Non-invasive diagnosis and tracking of tumor evolution by targeted sequencing of circulating tumor DNA in metastatic pancreatic cancer patients

e15769 Background: Treatment of stage IV pancreatic ductal adenocarcinoma (PDAC) has made substantial progress over the last years, therapy monitoring still is at an early stage. This could be substantially supported by tools that allow to establish and monitor the molecular setup of the tumor even during treatment. In particular, non-invasive approaches are desirable. Characterization of circulating tumor DNA (ctDNA) may help to achieve this goal.
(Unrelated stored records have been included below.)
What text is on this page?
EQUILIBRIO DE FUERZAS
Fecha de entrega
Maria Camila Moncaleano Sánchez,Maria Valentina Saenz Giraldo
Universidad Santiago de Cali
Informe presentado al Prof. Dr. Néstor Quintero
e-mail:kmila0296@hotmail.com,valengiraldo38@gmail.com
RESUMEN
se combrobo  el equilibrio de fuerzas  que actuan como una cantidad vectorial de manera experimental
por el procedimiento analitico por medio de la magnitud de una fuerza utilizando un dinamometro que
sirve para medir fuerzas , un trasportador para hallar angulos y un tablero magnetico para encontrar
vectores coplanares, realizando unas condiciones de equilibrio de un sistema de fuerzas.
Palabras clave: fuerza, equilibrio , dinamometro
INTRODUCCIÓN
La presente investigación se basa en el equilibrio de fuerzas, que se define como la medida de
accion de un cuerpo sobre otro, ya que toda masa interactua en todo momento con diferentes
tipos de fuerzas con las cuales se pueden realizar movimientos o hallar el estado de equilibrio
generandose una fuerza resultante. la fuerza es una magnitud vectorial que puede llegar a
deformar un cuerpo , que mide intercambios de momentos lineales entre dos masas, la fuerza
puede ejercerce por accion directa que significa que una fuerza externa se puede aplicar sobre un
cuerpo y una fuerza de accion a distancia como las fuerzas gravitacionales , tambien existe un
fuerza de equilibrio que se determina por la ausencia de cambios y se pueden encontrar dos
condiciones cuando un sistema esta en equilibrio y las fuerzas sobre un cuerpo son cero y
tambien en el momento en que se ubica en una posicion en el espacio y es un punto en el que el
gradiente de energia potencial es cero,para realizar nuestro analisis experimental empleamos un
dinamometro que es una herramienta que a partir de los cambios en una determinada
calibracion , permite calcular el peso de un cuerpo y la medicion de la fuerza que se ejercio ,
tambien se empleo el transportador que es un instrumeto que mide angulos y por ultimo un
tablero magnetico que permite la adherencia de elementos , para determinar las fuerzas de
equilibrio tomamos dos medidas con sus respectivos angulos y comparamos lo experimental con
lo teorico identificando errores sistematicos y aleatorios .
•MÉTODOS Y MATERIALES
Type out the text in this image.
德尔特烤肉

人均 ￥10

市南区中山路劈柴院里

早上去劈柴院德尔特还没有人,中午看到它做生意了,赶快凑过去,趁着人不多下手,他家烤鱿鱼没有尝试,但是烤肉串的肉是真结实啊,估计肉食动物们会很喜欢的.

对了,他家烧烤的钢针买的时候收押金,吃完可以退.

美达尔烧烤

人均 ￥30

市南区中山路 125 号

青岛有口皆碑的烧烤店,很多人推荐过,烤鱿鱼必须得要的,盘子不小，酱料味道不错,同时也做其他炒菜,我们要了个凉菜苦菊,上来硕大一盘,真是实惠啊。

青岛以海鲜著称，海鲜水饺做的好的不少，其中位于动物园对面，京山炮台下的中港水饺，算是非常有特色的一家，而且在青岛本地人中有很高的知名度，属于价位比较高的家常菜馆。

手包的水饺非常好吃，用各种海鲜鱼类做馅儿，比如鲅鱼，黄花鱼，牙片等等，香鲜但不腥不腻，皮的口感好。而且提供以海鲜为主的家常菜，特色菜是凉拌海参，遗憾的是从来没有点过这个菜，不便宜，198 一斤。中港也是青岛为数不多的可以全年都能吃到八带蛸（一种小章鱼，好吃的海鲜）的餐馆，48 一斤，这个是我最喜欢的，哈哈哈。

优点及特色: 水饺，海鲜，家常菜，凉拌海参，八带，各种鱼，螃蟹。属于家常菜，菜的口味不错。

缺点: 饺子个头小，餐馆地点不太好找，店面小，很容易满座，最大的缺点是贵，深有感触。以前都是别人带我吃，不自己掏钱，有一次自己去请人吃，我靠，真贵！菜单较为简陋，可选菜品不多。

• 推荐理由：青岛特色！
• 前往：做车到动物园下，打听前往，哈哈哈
Methods: We analyzed a cohort of 20 patients with histologically confirmed metastatic PDAC (mPDAC) prior to and during palliative treatment including disease progression. ctDNA and corresponding tumor tissue were analyzed by targeted NGS and droplet digital PCR for the 7 most frequently mutated genes in PDAC ( TP53, SMAD4, CDKN2A, KRAS, APC, ATM, FBXW7). Findings were correlated with clinical and imaging data to establish its prognostic and predictive value. Results: ctDNA was analyzed at baseline prior to initiation of the respective line of treatment. Mutations in either of the genes examined were detectable in 15/20 patients (75%). Tissue-blood concordance was 80% in therapy naïve patients. 96% of mutations in ctDNA of therapy naïve patients were in KRAS and/or TP53. The combined mutated allele frequencies (CMAF) of theese 2 genes significantly decreased (p = 0.0173) during therapy and increased at progression (p = 0.0145) across all treatment lines. By sequential ctDNA analyses we detected a change in the mutational landscape compared to the respective baseline ctDNA status in 7/11 patients during 1st line, in 3/7 patients during 2nd line and 2/2 patients during 3rdline treatment. In therapy naïve patients, the decline of the CMAF during therapy significantly correlated with progression-free survival (p = 0.0013). Conclusions: Molecular genotyping of ctDNA in mPDAC patients proved to be feasible and there was a high concordance between tumor tissue and ctDNA. The molecular genotype changed significantly during treatment and changes correlated with outcome. Monitoring of ctDNA may enable to adapt therapeutic strategies to the specific molecular changes present at a certain time during treatment of mPDAC.